Periskop.id - Gempa kembar bermagnitudo 7,2 dan 7,5 yang mengguncang Venezuela pada Rabu (24/6) malam telah menewaskan 235 orang hingga Jumat (26/8). Lebih dari 1.500 orang turut dilaporkan mengalami luka-luka.
Kementerian Kesehatan Venezuela mengungkapkan angka korban tersebut, sebagaimana dilaporkan AFP. Tim SAR, kepolisian, militer, hingga warga sipil terus berpacu dengan waktu untuk menyelamatkan korban yang masih tertimbun reruntuhan gedung.
Pelaksana Tugas Presiden Delcy Rodriguez menegaskan status darurat wilayah terdampak. "(Wilayah) ini menjadi zona bencana," ujarnya, seraya menyebut pemerintah menggandeng perusahaan swasta untuk mendatangkan alat berat dan mempercepat operasi penyelamatan.
Gempa pertama berkekuatan M7,2 mengguncang titik sekitar 160 kilometer di barat Caracas. Kurang dari semenit kemudian, gempa susulan bermagnitudo 7,5 langsung menyusul.
Survei Geologi Amerika Serikat (USGS) menyebut kedua gempa tersebut sebagai yang terkuat melanda Venezuela sejak tahun 1900.
Kerusakan parah terjadi di sejumlah fasilitas strategis. Setidaknya delapan rumah sakit, markas besar Palang Merah Venezuela, serta Kedutaan Besar Prancis termasuk di antara bangunan yang dilaporkan rusak berat.

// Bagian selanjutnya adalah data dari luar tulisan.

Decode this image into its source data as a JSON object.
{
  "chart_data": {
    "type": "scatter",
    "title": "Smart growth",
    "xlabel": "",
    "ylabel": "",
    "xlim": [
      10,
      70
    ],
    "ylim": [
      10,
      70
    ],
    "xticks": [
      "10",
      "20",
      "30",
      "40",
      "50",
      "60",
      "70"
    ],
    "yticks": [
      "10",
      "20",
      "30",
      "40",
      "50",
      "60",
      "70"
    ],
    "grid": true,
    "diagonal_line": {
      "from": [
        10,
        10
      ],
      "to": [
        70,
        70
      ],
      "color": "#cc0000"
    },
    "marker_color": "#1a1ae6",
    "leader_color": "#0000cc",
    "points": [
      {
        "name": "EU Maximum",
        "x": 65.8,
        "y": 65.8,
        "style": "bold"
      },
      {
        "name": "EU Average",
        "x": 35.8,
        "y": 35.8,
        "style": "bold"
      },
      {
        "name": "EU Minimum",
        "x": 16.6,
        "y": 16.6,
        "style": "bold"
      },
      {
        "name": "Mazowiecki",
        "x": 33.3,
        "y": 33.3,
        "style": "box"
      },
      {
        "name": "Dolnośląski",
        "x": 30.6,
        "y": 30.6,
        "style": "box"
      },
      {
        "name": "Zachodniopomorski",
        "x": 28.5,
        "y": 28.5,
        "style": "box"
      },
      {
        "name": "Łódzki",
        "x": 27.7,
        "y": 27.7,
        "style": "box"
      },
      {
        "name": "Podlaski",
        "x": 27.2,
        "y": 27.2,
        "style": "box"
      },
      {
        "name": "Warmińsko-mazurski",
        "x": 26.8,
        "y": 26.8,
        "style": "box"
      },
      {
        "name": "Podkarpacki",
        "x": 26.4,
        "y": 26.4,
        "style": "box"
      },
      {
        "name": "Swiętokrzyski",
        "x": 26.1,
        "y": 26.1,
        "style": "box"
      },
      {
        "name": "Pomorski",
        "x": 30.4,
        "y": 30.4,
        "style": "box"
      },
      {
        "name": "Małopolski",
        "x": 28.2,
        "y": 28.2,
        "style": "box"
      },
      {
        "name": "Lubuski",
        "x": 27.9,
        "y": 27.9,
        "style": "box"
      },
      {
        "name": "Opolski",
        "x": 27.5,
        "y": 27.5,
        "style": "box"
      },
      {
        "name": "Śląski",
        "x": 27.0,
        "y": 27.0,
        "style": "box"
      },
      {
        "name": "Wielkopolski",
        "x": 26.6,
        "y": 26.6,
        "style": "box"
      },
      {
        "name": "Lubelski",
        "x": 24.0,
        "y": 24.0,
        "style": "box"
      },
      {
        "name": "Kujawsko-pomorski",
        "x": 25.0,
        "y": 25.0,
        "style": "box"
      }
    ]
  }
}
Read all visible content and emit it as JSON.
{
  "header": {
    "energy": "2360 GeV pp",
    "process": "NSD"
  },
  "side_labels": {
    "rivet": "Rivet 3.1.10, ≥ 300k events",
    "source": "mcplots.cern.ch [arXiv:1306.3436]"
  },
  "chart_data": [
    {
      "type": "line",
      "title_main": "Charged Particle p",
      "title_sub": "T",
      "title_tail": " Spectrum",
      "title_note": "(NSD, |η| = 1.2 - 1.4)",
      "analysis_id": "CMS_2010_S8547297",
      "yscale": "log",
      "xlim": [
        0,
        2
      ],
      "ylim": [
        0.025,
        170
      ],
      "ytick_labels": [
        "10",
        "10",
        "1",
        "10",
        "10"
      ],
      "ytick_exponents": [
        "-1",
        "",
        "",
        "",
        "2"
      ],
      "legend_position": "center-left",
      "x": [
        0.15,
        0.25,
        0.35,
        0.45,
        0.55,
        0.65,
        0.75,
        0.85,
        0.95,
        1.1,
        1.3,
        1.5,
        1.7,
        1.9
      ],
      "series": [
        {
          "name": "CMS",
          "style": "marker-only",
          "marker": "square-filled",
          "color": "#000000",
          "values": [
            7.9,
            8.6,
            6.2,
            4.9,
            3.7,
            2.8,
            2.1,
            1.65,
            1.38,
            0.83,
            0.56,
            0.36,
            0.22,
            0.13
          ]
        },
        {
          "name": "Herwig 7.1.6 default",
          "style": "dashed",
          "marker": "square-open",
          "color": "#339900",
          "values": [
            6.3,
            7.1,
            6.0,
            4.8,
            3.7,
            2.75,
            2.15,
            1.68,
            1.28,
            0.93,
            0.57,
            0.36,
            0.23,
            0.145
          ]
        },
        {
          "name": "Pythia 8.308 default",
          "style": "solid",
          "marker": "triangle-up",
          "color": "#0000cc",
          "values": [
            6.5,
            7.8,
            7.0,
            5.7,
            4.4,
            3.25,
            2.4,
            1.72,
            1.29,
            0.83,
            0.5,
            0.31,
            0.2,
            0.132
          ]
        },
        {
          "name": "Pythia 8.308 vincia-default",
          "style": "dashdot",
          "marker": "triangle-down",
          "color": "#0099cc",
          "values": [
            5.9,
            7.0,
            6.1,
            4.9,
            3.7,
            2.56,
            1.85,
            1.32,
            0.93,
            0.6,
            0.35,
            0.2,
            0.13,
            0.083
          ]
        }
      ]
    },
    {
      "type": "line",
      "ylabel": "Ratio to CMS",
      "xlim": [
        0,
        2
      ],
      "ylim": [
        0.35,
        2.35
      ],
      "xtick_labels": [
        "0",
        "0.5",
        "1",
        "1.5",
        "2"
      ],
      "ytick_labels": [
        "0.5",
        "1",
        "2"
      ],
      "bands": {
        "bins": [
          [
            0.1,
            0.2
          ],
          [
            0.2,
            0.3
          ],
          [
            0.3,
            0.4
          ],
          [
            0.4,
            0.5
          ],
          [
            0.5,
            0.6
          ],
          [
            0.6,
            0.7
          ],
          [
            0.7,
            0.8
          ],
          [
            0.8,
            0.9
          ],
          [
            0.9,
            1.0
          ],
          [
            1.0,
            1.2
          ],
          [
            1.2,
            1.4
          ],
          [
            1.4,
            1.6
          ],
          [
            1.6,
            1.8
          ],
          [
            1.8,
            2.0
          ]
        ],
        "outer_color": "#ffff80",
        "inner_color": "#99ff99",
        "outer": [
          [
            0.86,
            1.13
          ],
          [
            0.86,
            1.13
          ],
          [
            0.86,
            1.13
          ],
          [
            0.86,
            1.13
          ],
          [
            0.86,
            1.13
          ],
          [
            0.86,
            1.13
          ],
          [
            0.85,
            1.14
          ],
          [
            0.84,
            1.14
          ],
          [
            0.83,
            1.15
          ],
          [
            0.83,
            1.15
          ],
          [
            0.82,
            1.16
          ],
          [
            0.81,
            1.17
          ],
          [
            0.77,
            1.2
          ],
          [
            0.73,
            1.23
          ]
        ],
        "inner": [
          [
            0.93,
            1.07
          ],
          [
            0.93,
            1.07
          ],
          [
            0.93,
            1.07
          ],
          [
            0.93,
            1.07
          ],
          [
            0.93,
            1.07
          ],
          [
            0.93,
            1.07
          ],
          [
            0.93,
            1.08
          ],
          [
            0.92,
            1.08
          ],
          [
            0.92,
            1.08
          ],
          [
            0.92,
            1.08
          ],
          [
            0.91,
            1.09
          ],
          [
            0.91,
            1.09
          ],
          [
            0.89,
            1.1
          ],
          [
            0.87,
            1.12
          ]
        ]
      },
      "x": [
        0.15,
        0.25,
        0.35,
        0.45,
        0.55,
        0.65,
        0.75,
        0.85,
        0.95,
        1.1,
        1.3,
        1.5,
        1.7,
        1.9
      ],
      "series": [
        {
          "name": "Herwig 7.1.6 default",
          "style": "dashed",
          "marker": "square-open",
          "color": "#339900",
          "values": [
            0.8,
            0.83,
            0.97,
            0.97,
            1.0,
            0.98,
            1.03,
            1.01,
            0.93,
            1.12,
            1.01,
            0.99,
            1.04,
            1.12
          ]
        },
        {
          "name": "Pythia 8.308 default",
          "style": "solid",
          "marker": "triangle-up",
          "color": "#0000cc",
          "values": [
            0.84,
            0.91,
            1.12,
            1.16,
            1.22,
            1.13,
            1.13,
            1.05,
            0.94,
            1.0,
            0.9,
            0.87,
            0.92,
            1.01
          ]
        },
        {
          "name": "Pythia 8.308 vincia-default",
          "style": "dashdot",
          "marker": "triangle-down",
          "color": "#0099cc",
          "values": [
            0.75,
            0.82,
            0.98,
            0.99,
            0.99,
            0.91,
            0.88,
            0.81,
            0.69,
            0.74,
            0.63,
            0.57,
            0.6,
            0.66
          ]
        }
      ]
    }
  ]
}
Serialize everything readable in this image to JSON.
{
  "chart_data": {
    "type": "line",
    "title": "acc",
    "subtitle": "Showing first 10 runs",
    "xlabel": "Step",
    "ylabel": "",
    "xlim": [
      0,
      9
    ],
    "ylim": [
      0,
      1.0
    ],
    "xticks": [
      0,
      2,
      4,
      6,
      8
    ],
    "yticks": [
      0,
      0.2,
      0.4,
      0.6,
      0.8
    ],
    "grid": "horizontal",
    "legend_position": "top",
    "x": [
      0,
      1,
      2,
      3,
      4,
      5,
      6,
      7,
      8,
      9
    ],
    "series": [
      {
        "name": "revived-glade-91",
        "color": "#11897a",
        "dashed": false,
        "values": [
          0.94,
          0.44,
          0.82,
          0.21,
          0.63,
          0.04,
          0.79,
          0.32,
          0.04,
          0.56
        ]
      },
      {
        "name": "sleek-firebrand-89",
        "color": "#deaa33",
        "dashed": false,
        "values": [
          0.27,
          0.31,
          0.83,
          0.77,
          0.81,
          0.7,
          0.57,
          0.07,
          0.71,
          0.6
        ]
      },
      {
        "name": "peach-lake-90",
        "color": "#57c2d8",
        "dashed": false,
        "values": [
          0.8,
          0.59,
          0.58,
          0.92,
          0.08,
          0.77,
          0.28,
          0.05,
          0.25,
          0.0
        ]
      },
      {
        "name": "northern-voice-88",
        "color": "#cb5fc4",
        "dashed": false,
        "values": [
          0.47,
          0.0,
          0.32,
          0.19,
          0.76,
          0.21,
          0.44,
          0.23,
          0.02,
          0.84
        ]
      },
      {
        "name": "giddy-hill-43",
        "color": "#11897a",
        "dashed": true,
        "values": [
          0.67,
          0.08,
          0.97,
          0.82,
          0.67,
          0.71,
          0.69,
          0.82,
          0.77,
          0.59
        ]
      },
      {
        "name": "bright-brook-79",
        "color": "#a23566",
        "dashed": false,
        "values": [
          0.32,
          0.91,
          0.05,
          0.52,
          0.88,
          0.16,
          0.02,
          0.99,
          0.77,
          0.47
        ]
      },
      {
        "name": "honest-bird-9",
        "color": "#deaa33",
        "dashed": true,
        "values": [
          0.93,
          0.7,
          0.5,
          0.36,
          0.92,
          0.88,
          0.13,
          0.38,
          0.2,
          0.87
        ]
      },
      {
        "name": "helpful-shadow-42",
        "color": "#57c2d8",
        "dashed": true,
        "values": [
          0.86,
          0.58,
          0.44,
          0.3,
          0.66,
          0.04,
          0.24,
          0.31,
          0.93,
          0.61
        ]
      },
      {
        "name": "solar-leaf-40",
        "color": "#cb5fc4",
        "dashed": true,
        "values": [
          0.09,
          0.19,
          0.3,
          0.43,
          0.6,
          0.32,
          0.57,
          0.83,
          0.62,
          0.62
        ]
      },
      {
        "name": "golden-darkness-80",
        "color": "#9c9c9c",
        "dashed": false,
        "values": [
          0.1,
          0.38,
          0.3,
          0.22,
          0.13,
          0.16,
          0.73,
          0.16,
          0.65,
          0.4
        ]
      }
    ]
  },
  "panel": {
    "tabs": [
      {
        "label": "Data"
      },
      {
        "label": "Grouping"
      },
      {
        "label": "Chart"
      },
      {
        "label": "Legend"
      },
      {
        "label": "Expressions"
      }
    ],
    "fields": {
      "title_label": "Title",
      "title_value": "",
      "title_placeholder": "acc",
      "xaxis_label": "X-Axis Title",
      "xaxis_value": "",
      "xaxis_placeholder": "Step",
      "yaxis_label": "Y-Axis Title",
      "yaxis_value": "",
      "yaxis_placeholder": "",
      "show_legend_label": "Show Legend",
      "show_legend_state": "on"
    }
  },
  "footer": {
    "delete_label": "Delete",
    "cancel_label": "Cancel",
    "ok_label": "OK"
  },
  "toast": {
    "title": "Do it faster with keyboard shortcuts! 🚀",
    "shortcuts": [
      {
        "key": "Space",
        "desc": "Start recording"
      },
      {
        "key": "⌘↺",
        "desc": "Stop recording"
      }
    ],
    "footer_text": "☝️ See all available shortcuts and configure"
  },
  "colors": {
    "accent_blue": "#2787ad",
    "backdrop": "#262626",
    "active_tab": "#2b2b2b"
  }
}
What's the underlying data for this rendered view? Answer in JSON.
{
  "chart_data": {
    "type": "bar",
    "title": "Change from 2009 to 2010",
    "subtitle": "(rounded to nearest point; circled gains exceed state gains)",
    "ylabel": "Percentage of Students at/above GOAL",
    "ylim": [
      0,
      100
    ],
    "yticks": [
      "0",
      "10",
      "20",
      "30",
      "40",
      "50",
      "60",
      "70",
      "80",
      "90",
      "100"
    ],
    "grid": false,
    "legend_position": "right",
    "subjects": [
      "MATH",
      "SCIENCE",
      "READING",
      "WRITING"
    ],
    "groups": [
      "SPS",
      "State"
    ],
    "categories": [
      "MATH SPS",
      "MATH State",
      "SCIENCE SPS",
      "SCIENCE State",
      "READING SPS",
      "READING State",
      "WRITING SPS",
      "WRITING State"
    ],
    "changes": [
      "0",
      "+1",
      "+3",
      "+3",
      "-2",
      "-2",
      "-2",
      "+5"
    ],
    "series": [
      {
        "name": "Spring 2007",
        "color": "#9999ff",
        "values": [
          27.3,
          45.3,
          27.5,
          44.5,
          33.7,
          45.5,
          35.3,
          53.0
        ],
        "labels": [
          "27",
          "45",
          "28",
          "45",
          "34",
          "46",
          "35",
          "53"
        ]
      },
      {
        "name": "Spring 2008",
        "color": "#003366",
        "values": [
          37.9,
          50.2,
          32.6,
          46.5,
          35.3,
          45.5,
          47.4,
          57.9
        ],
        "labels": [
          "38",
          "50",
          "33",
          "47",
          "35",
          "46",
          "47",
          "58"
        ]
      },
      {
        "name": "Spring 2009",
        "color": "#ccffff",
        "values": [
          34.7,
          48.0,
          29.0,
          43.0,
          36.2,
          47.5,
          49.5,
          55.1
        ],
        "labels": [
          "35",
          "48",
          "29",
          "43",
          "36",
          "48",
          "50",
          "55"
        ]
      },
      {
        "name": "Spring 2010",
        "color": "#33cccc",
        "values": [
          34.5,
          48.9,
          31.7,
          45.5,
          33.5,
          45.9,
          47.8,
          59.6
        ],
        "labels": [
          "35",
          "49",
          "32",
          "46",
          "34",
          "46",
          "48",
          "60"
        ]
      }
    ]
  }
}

Menteri Dalam Negeri Diosdado Cabello memaparkan sekitar 70.000 keluarga di negara bagian La Guaira terdampak bencana ini.
La Guaira merupakan wilayah pesisir yang berbatasan langsung dengan Caracas sekaligus menjadi lokasi bandara utama ibu kota. Negara bagian ini termasuk yang paling parah terkena dampak gempa.
Bandara Caracas ditutup menyusul kerusakan yang ditimbulkan. Video dari lokasi memperlihatkan kepanikan saat panel langit-langit runtuh, sementara pasokan listrik masih terganggu di sejumlah bagian negara bagian tersebut.
Petugas darurat dan relawan terus menyisir reruntuhan hingga larut malam untuk mencari korban selamat. Di beberapa daerah, warga mengeluhkan lambatnya kedatangan bantuan resmi, sebagaimana dilaporkan Reuters.